しかし、大学時代から「鬼畜系」とあだ名されていた彼がまさか人間の女性と結婚して、さらに産まれた子供のことをあんなにも溺愛するとは正直思ってもなかったから、今の彼が置かれているこの状況は、こんな風に言うのもどうかと思うけど、
鬼が元の自分の住処に戻ったような
そんな安定感を感じさせた。
確かに、昨年、彼の家に泊りに行ったとき
「ららぽーとで子供の手を引くお父さんの姿を見ると、切なくてたまらない気持ちになるんだよね」
と彼が呟いたときも、気の毒だなと思いつつも、ぶっちゃっけ
「なんからしくないな〜」
「これじゃあ、まるで鬼の目に涙やん」
と思ってたしね。
でも、今、僕の目の前にいる彼は
たとえ一人でもガシガシとたくましく生きてくぞ!
という力強さを備えた
あの立派な鬼の姿
に戻っていた。
そして、娘さんの話を聞いた後もお互いの仕事の話などを熱く話していたのだけど、実は会話しながら、終始、何となくコスプレしてるみたいな違和感というか居心地の悪さを感じていた。
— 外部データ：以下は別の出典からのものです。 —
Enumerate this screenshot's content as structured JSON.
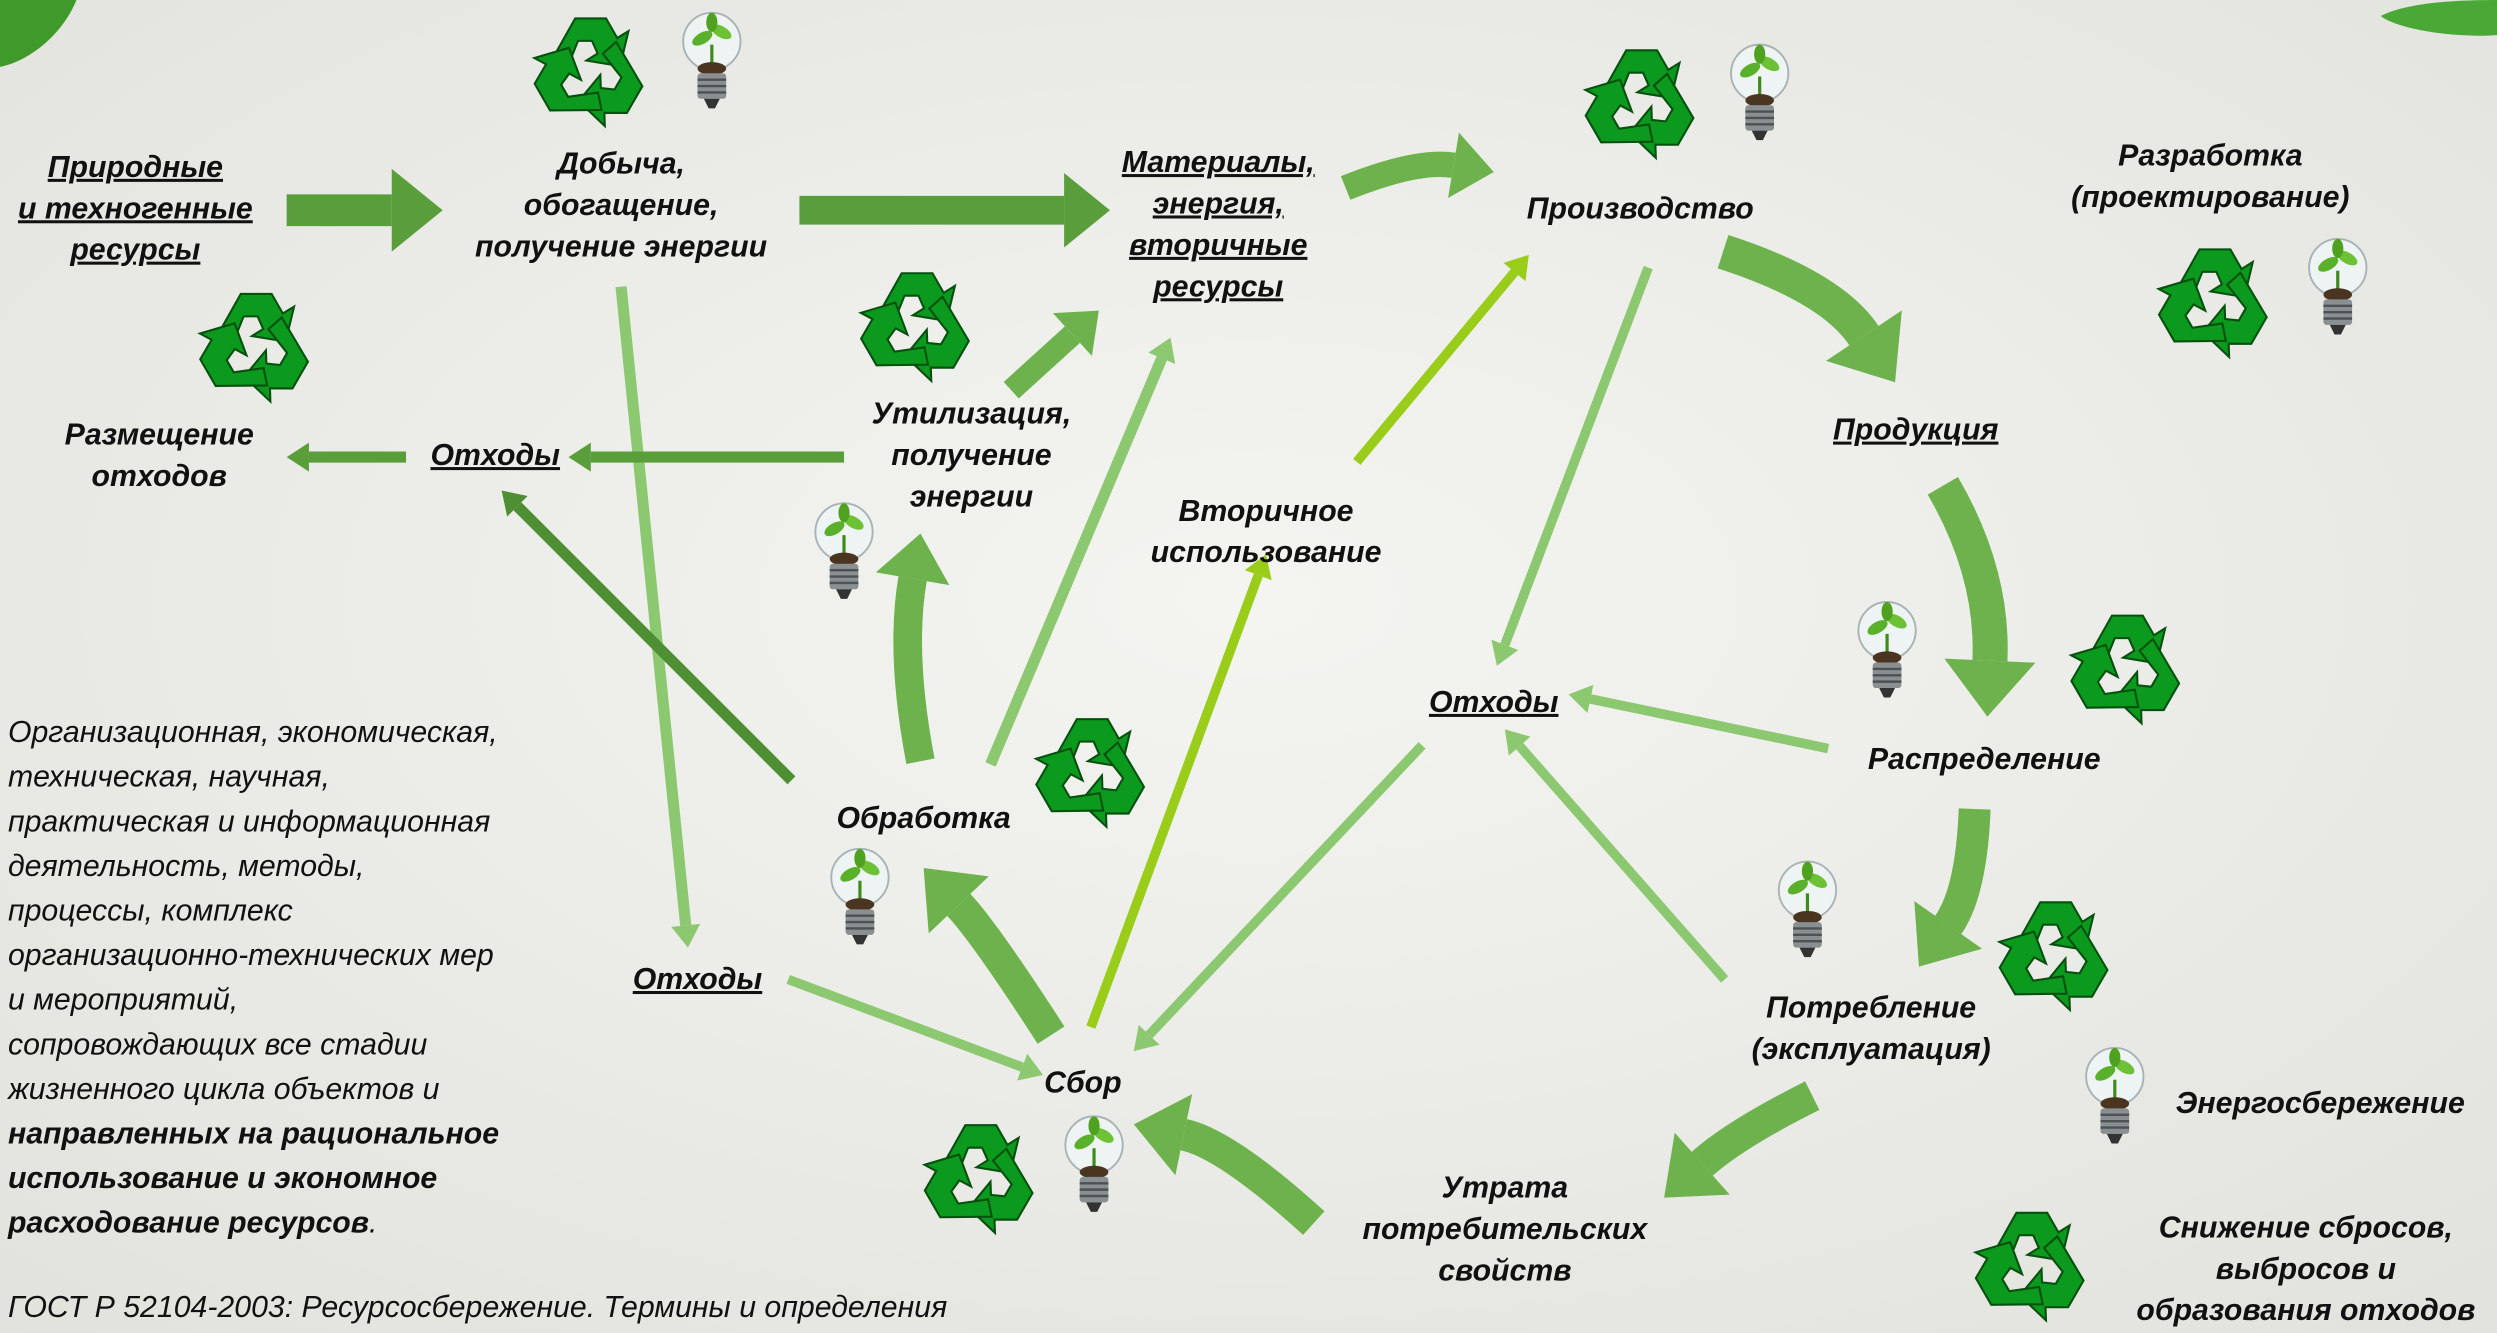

そして、その違和感の正体に、ロイホで彼と向かい合わせでパフェを食べている最中に急に気付いたのだった。
そうだったわ。
さっきまでは何だかんだ一丁前の親とかサラリーマン面して話していたけど、元来の僕たちは、そんな社会性のかけらもないどうしようもないクソ野郎なのだった。
そして、彼がヨーグルトファッジを食べ終わる頃には、すっかりそんな本来の自分を取り戻した僕たちは、ここに書くことが憚れるようなくだらない話題で盛り上がっていた。
閉店間際のシンとしたファミリーレストラン。
その店内に高らかに響く
「ガハハハ」
という彼の豪快な笑い声を聞きながら、
なぜだろう、僕は。
まるで人里離れた山奥で
月明かりの下、
泣いた赤鬼と青鬼が宴を開いているような
ふとそんな気分になっていたのだった。